Walked into the Wrong Office and Changed Her Life

When Chelsey Gray walked into the Marine Corps recruiting office, she thought she was meeting with the Army. It didn’t matter. She signed up on the spot.

“They said they were the best, the toughest, the strongest,” she says. “I said, alright. That’s where I belong.”

That decision set the tone for everything that followed. Chelsey grew up with a relentless drive to win—whether in gymnastics, diving, or track. If she lost, she believed it was because she hadn’t worked hard enough. That mindset followed her into the Marines, where she graduated at the top of every class, earned multiple commendations, and learned how to “play the game” of life by treating every goal like a mission.

Today, she’s building a business on that same philosophy.

From Braids and Babysitting to Business Strategy

Her first exposure to entrepreneurship was simple. High school track meets. Prom season. Ten bucks to do your hair.

“I was the girl everyone came to for styling,” Chelsey says. “I’d post on social, collect payments however people needed, and just kept building from there.”

That instinct carried her through the Marines and into civilian life. When she got out, she bounced between roles that didn’t fit. She cleaned houses. Ran a massage business. Took every 1099 job she could find. The goal was always the same—stay independent.

“I realized I was doing things I could do, but they weren’t my strengths,” she says. “The one constant was relationship building. That’s what always worked.”

After sitting down with hundreds of business owners and consultants, she realized what she wanted wasn’t just a gig. It was a real company. Something that could scale.

Spotlight Strategies Was Built to Serve

She started small. No LLC. No logo.

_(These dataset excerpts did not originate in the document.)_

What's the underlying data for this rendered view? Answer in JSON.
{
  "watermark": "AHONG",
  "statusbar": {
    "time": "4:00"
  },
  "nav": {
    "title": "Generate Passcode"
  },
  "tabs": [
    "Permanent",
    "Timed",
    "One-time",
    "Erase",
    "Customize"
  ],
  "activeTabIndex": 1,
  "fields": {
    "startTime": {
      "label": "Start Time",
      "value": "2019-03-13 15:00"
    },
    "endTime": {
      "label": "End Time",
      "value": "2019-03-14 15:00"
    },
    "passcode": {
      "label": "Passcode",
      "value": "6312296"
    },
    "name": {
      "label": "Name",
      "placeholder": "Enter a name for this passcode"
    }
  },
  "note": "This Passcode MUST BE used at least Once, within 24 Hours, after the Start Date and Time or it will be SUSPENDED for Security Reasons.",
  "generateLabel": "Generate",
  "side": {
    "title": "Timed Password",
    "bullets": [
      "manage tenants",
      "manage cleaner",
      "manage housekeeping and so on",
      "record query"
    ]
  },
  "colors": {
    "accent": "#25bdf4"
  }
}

Just a test to see if anyone wanted what she had to offer.

Her first contract was a part-time, three-month deal for three thousand dollars. It felt like a breakthrough.

“I realized people weren’t hiring me for marketing. They were hiring me for energy. For follow-through. For getting stuff done,” she says.

That clarity led her to build Spotlight Strategies, a business coaching and consulting firm focused on helping private and government clients with operations, leadership development, and organizational strategy. From CRM setup to executive coaching, Chelsey’s team helps clients scale smartly—and authentically.

She now operates as a fractional chief of staff for multiple businesses and was recently brought into a government contracting firm as a partner. Her company is expanding into the federal space, leveraging veteran, woman-owned, and Native American certifications to win and deliver on strategic contracts.

Her Real Mission: Serving the Ones Who Serve

Chelsey’s passion for business is only part of the story. Her deeper mission is rooted in her experience as a veteran—and as a woman in the military.

“Transitioning out is hard. It doesn’t matter what year you do it. It’s always hard,” she says.

She’s building relationships with commands on Camp Pendleton to improve transition resources, leadership training, and pre-separation support for service members. Her goal is to become a central hub—connecting nonprofits, government orgs, and military units that often operate in silos.

“I want to leave Marines better than we found them,” she says. “And I want to create real change inside the system.”

Building With Grit, Giving With Purpose

What keeps her going isn’t money or prestige. It’s impact.

“I ask myself every day, how can I give first?” she says. “That’s when the biggest opportunities show up.”

In the past week alone, she landed a chief of staff partnership, secured hard-to-reach connections on base, and started conversations with companies she had been trying to reach for months.

“Once I aligned my business with service, everything changed. I’m not here to build the Chelsey show. I’m here to bring the right people together and make something better.”